Due to activities outside the church, there was no longer time for community meetings. Attendance fell, the number of services was reduced, and in many churches only one Sunday service remained. Into this one service, pastors try to squeeze everything: children's ministry, musical ministry, dozens of important announcements and so forth. Time for preaching becomes minimal, in which the pastor tries to gather all the ingredients of a prayer meeting, biblical reflection (word study), and a Sunday service. Pastors try their best, but you cannot embrace the boundless. People lose interest in fellowship, which becomes increasingly rare; church members become ever more strangers to one another. Thus gradually a community transforms into a parish, where ministers—that is, the brotherhood council—still try to breathe life into the community-parish, but parishioners, if they attend church only on Sundays, consider this quite sufficient.

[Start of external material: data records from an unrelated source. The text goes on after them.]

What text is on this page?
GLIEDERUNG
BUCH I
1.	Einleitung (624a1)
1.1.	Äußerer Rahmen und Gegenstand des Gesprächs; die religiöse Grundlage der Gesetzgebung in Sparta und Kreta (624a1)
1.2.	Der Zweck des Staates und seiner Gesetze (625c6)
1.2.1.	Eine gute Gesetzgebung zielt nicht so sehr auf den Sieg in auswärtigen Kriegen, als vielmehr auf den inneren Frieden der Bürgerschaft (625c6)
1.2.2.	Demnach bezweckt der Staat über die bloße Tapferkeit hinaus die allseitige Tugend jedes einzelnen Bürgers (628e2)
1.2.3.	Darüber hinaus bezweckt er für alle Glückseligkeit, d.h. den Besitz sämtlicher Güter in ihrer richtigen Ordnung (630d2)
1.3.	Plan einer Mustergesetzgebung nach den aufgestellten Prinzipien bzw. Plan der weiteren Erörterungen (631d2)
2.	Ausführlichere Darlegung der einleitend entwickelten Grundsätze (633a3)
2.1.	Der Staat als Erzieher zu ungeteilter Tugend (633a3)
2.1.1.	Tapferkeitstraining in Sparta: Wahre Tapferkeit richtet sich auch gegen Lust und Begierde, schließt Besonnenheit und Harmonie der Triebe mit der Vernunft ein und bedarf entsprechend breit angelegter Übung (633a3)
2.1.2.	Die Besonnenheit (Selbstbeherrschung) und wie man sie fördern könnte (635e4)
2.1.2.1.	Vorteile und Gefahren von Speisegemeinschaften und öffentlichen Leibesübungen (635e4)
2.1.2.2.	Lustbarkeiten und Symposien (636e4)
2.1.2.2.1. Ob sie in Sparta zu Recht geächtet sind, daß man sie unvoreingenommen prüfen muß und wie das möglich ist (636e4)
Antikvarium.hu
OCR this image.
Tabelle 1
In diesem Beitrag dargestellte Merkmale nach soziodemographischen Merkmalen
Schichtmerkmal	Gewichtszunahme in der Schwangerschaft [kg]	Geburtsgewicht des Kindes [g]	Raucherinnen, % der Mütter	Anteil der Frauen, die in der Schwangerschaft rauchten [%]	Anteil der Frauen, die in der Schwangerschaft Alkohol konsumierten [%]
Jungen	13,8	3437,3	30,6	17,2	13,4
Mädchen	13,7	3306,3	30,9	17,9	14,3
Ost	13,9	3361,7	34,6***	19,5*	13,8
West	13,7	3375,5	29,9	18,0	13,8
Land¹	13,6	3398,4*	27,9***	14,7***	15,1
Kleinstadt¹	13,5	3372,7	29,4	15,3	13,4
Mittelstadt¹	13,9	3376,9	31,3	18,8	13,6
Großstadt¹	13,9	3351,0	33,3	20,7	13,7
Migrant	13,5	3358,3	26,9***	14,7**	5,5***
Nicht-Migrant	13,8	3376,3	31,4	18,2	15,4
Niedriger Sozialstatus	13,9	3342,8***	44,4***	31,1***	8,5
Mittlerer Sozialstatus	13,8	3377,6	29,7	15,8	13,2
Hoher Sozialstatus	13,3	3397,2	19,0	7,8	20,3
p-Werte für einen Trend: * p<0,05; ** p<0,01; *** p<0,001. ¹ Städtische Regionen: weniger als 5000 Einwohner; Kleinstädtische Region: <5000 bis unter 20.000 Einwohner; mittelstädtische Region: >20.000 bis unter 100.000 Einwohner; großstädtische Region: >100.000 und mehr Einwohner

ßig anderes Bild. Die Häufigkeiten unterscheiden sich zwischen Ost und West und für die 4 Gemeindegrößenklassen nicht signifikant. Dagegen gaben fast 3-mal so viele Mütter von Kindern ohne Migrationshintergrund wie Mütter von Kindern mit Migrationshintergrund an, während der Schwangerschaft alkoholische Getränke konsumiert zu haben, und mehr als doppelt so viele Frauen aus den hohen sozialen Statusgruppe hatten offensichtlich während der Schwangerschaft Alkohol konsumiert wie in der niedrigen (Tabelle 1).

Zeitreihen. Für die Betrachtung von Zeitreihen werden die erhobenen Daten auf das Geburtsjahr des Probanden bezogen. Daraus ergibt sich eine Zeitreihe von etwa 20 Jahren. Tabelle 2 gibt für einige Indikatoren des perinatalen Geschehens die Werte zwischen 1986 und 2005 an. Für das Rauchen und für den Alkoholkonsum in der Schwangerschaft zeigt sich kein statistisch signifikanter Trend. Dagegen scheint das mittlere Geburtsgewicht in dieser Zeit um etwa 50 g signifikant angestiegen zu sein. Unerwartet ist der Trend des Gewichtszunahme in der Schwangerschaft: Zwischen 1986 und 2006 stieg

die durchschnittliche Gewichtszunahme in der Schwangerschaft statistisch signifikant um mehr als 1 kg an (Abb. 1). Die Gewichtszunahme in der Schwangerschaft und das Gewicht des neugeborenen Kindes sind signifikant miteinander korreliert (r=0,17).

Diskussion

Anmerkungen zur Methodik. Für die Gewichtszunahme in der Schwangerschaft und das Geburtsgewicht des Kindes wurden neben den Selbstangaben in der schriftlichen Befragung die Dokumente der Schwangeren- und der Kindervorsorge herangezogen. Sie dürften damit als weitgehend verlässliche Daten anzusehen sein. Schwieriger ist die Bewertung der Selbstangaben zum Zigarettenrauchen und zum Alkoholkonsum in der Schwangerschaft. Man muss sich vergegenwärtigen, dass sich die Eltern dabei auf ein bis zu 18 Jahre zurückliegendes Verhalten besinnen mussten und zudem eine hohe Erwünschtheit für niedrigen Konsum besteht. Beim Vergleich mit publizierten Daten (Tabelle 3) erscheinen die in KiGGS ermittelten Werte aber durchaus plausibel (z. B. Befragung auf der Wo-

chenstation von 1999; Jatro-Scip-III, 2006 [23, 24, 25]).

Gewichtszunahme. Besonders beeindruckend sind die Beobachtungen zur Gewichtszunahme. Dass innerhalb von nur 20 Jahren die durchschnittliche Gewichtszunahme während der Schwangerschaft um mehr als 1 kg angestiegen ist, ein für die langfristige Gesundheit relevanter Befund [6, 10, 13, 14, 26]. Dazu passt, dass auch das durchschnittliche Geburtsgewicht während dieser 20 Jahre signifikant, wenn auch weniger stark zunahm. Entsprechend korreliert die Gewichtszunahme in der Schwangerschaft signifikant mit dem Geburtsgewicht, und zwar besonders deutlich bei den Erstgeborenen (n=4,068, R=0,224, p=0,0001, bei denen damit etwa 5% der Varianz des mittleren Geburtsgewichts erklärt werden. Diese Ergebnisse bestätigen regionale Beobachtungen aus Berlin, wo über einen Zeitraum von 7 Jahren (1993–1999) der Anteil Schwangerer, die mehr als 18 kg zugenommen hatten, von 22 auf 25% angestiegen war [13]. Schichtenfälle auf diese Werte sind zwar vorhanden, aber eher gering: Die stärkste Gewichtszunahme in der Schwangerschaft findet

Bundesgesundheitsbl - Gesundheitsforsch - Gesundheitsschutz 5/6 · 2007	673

In our time of business relations where "time is money," the value of services falls, and believers easily exchange services for the chance to earn extra money. Selfless brotherly aid has also become a paid service. This list could continue...
What is the conclusion? The less influence God's Word has on a community, the more influence the world has (nature abhors a vacuum, or the sacred place will not remain empty). The weaker the spiritual and communal life, the faster a community transforms into a parish, alas.
The picture, as you see, is not very optimistic. Is everything really so bad?
Speaking of the general situation, Christ notes: "And because iniquity shall abound, the love of many shall wax cold."
Regarding believers, Paul advises: "Watch ye, stand fast in the faith, be strong, be steadfast."
And again Christ: "Behold, I come quickly: hold that fast which thou hast, that no man take thy crown."